Now showing: the titillating nudes of Martin Luther's friend

Friend of Martin Luther, prolific painter of female nudes and devotional illustrator of biblical scenes, the German Renaissance artist Lucas Cranach the Elder led a remarkably varied artistic career. He even managed to be banned by the London Underground 455 years after his death.

The Royal Academy had elected to publicise its exhibition of Cranach's work through a poster featuring his portrait, Venus. It was initially judged too titillating for commuters, although the ban has now been lifted. From Saturday, travellers will have a chance to judge for themselves.

Cranach produced more images of the female nude than any other artist of his age. So numerous were his portraits of classical deities in a state of undress that he is now considered to be the first artist who bought the genre of the nude to wood panel painting in Germany.

"Cranach", at the Royal Academy of Arts, is the first survey of his work in Britain. It brings together 70 paintings including the "teasing Venus" portrait as well as a triptych of the Holy Family and numerous portraits of Luther. The two formed an close friendship and were godfathers to each other's children.

Cranach himself was perceived as a pillar of the Protestant establishment, although in an age when painters were heavily dependent on patronage, he was also happy to paint Catholic cardinals. The exhibition, which opens on Saturday, will show many works never before been seen in Britain.

Bodo Brinckman, from the Stadel Museum in Frankfurt, who co-curated the show, said when Cranach unveiled his Venus painting, it may have raised eyebrows but was not met by outrage because he had a "moral" purpose in mind.

"The painting is teasing the spectator but it didn't cause controversy because we think she was painted as a counterpart to another portrait of the Greek figure of Lucretia. The two images mirror each other except Venus is shown at her most lascivious and frivolous, while Lucretia, who killed herself in Roman mythology after she was raped, is sorrowful and desperate. He is showing the two kinds of love, faithfulness on the one hand and frivolous adultery on the other."

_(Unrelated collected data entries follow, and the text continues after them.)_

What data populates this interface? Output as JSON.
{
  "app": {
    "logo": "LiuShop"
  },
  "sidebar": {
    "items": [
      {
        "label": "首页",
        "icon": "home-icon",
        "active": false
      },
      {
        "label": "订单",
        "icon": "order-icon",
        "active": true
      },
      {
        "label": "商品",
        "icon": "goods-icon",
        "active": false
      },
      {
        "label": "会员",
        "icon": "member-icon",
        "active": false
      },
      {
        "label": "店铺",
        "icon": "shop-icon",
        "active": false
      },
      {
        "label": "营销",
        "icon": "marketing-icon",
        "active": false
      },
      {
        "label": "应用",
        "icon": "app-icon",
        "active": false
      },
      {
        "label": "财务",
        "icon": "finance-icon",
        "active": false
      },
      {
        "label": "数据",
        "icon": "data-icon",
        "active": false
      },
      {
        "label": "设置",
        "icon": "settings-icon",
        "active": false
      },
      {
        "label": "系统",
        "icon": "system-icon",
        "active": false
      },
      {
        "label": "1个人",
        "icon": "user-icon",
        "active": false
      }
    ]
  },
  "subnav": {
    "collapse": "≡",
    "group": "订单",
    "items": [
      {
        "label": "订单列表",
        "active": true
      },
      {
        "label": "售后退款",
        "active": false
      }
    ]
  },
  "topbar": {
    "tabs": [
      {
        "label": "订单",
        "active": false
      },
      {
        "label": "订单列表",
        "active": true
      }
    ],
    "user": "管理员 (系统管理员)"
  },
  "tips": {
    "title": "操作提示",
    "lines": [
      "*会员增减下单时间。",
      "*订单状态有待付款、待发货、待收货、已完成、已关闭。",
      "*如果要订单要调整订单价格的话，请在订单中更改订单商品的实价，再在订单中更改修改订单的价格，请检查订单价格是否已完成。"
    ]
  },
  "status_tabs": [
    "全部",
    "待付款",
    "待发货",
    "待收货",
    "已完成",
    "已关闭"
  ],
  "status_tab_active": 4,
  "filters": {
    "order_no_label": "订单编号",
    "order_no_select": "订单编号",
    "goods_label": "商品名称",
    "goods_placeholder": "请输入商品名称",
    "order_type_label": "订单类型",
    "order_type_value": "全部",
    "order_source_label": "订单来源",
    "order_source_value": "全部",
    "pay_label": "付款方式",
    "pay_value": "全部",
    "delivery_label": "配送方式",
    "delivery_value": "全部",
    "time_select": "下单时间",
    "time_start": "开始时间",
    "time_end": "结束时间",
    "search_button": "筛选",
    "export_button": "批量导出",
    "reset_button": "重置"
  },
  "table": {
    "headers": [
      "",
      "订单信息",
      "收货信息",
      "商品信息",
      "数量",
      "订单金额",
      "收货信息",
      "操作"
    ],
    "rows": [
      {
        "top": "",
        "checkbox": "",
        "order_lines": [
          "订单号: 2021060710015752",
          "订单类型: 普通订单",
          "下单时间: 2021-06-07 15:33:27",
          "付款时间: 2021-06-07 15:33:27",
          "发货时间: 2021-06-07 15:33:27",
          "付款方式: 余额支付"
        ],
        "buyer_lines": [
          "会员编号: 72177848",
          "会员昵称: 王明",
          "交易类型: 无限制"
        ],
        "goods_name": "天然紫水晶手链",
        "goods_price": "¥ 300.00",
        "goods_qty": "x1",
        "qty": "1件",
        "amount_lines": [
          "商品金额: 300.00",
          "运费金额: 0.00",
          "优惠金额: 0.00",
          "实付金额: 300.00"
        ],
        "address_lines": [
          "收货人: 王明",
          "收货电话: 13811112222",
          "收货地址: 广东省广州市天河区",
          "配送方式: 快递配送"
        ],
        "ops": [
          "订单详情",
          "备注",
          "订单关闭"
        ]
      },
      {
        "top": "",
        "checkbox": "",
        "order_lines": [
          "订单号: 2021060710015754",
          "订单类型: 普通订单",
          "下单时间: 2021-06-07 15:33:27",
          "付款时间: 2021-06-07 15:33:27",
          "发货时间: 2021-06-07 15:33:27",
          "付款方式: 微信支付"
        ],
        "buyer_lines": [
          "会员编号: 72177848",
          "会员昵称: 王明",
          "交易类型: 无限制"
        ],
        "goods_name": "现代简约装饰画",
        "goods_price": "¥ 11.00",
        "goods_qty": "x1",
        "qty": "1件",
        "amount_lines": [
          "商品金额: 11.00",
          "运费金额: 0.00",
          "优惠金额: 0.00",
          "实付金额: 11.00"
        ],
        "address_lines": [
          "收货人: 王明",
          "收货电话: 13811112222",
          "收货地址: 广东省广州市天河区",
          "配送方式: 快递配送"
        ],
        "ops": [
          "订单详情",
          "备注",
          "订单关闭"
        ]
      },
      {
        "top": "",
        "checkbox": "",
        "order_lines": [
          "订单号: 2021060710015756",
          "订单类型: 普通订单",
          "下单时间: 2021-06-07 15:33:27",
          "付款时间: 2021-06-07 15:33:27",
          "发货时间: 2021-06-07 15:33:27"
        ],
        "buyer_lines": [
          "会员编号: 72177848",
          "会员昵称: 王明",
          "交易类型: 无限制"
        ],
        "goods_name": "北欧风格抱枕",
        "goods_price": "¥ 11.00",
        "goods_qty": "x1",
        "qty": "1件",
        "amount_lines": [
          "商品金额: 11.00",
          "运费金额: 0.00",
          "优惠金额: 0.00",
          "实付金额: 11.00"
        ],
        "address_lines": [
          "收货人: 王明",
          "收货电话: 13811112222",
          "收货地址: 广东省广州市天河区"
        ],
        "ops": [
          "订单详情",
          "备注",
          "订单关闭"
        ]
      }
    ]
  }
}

Mr Brinckman added that nudes were not a popular topic among German painters at the time, but Cranach, heavily influenced by Italian Renaissance painters such as Botticelli, brought the genre to panel painting. "Until then, nudity was presented differently in Germany in panel paintings," he said. "They were only in drawings and prints."

When Cranach was not depicting naked goddesses, he was painting pious portraits of Luther, biblical stories and decorating altar pieces. One religious painting, the Martyrdom of St Catherine in Budapest, created in 1505 and regarded among his most significant, is a show highlight.

Norman Rosenthal, the RA's outgoing exhibitions secretary and co-curator of the show, said he was proud "Cranach" was his departing exhibition. He also echoed critical comments by the National Gallery director, Nicholas Penny, about "blockbuster shows", saying: "That is what I've tried to do myself. Art is a bottomless pit of possibilities. Blockbusters are not a bad thing in themselves; Monet and Van Gogh and Manet will be perpetually interesting but there is more to art than 20 big names."